Grade Expectations
Allan Bevere has some interesting observations about grade expectations by students:
When I was in college and graduate school many years ago, most students, I think, had no assumptions about what grade they deserved on an assignment for a class. There were exceptions to this, of course, but when I received a B on a research paper and was told that the paper was good, I assumed that the professor believed, for various reasons, that it was indeed a good piece of work and not an excellent finished product. The professor did not have to justify why I did not receive and A. After all, I was the student, the learner. I was being trained in the subject of theology, I did not have the expertise my professor had.
That is no longer the case. Today professors have to justify why an assignment did not receive an A. The assumption from many students that the A is the norm and anything less needs an explanation.

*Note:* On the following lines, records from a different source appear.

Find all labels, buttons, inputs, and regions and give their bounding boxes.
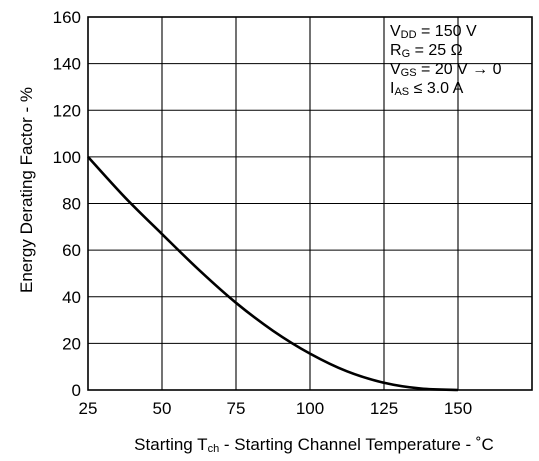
x-axis-label: Starting Tch - Starting Channel Temperat… [134, 435, 494, 455]
x-tick-label: 25 [79, 399, 98, 418]
x-tick-label: 50 [153, 399, 172, 418]
x-tick-label: 150 [444, 399, 472, 418]
grid [88, 17, 532, 390]
y-tick-label: 120 [53, 101, 81, 120]
x-axis-label-main: Starting T [134, 435, 207, 454]
x-axis-label-rest: - Starting Channel Temperature - ˚C [219, 435, 494, 454]
y-tick-label: 100 [53, 148, 81, 167]
x-tick-labels: 25 50 75 100 125 150 [79, 399, 473, 418]
x-axis-label-sub: ch [208, 443, 220, 455]
plot-frame [87, 16, 533, 391]
y-tick-label: 140 [53, 55, 81, 74]
curve-layer [87, 156, 459, 392]
x-tick-label: 75 [227, 399, 246, 418]
derating-curve [87, 156, 459, 392]
y-tick-label: 160 [53, 8, 81, 27]
y-tick-label: 20 [62, 334, 81, 353]
condition-line: IAS ≤ 3.0 A [390, 80, 464, 98]
y-tick-label: 80 [62, 195, 81, 214]
condition-line: RG = 25 Ω [390, 42, 463, 60]
y-tick-label: 60 [62, 241, 81, 260]
condition-line: VDD = 150 V [390, 23, 477, 41]
y-tick-labels: 0 20 40 60 80 100 120 140 160 [53, 8, 81, 400]
condition-line: VGS = 20 V → 0 [390, 61, 502, 79]
y-tick-label: 0 [72, 381, 81, 400]
y-tick-label: 40 [62, 288, 81, 307]
x-tick-label: 125 [370, 399, 398, 418]
y-axis-label: Energy Derating Factor - % [17, 87, 36, 293]
x-tick-label: 100 [296, 399, 324, 418]
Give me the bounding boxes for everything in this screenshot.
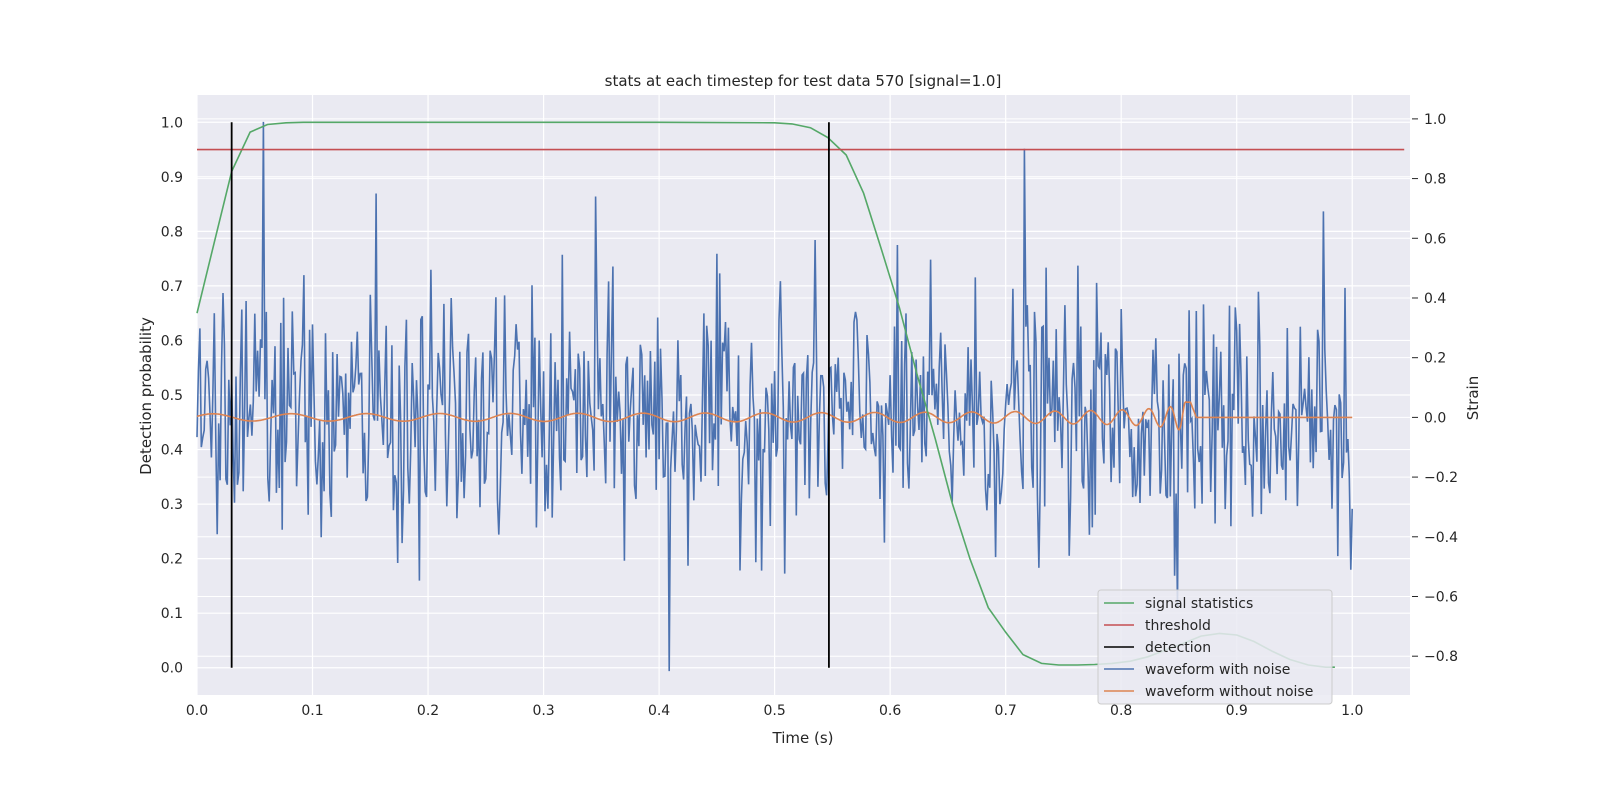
y-right-tick-label: 0.0 <box>1424 410 1446 426</box>
y-left-tick-label: 0.6 <box>161 333 183 349</box>
legend-label-signal-statistics: signal statistics <box>1145 596 1253 612</box>
y-left-tick-label: 0.5 <box>161 388 183 404</box>
x-tick-label: 1.0 <box>1341 703 1363 719</box>
x-tick-label: 0.7 <box>995 703 1017 719</box>
y-right-tick-label: 0.2 <box>1424 351 1446 367</box>
y-left-tick-label: 0.7 <box>161 279 183 295</box>
y-left-tick-label: 0.9 <box>161 170 183 186</box>
legend-box <box>1097 589 1333 705</box>
x-tick-label: 0.3 <box>532 703 554 719</box>
y-right-tick-label: −0.6 <box>1424 589 1458 605</box>
x-tick-label: 0.9 <box>1226 703 1248 719</box>
waveform-with-noise-line <box>196 121 1353 672</box>
x-tick-label: 0.5 <box>763 703 785 719</box>
x-tick-label: 0.1 <box>301 703 323 719</box>
y-right-tick-label: 0.4 <box>1424 291 1446 307</box>
legend-label-detection: detection <box>1145 640 1211 656</box>
x-tick-label: 0.8 <box>1110 703 1132 719</box>
waveform-without-noise-line <box>196 400 1353 431</box>
axes-layer: 0.0 0.1 0.2 0.3 0.4 0.5 0.6 0.7 0.8 0.9 1.0 0.0 0.1 0… <box>161 112 1458 719</box>
x-tick-label: 0.6 <box>879 703 901 719</box>
y-axis-right-title: Strain <box>1464 376 1482 420</box>
y-right-tick-label: 0.8 <box>1424 172 1446 188</box>
y-right-tick-label: −0.8 <box>1424 649 1458 665</box>
legend-label-waveform-without-noise: waveform without noise <box>1145 684 1313 700</box>
y-left-tick-label: 0.4 <box>161 443 183 459</box>
y-left-tick-label: 0.8 <box>161 224 183 240</box>
y-right-tick-label: 1.0 <box>1424 112 1446 128</box>
x-tick-label: 0.0 <box>186 703 208 719</box>
x-axis-title: Time (s) <box>772 729 834 747</box>
legend-label-waveform-with-noise: waveform with noise <box>1145 662 1290 678</box>
y-right-tick-label: 0.6 <box>1424 231 1446 247</box>
y-right-tick-label: −0.2 <box>1424 470 1458 486</box>
legend: signal statistics threshold detection wa… <box>1097 589 1333 705</box>
y-right-tick-label: −0.4 <box>1424 530 1458 546</box>
y-left-tick-label: 0.0 <box>161 661 183 677</box>
y-left-tick-label: 0.3 <box>161 497 183 513</box>
x-tick-label: 0.4 <box>648 703 670 719</box>
y-left-tick-label: 1.0 <box>161 115 183 131</box>
grid <box>196 95 1410 695</box>
y-axis-left-title: Detection probability <box>137 317 155 475</box>
legend-label-threshold: threshold <box>1145 618 1211 634</box>
x-tick-label: 0.2 <box>417 703 439 719</box>
y-left-tick-label: 0.1 <box>161 606 183 622</box>
y-left-tick-label: 0.2 <box>161 552 183 568</box>
chart-title: stats at each timestep for test data 570… <box>605 72 1002 90</box>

On more than a few occasions I have had emails from students after not receiving an A for the course wondering why they received a B (or less) since they did turn in all the assignments. Apparently, the quality of the work for some is not the determining factor in the final grade; simply turning in the assignments is sufficient.
You can read the whole thing here.
This reminds me of a prof I had in a DMin class who said (in the first ten minutes of class), “Let me tell you up front that all of you will get an A or a B. And at the end, if you don’t like your grade, email me and tell me and I will change it, no questions asked.”
He had no problem challenging our work in class, but apparently it wasn’t tied to our grade that closely.
I got an A, and I don’t know if anyone tested him on it.
College students are perhaps the one group of consumers who want less than they pay for! Imagine paying for an education and only getting an “A” instead.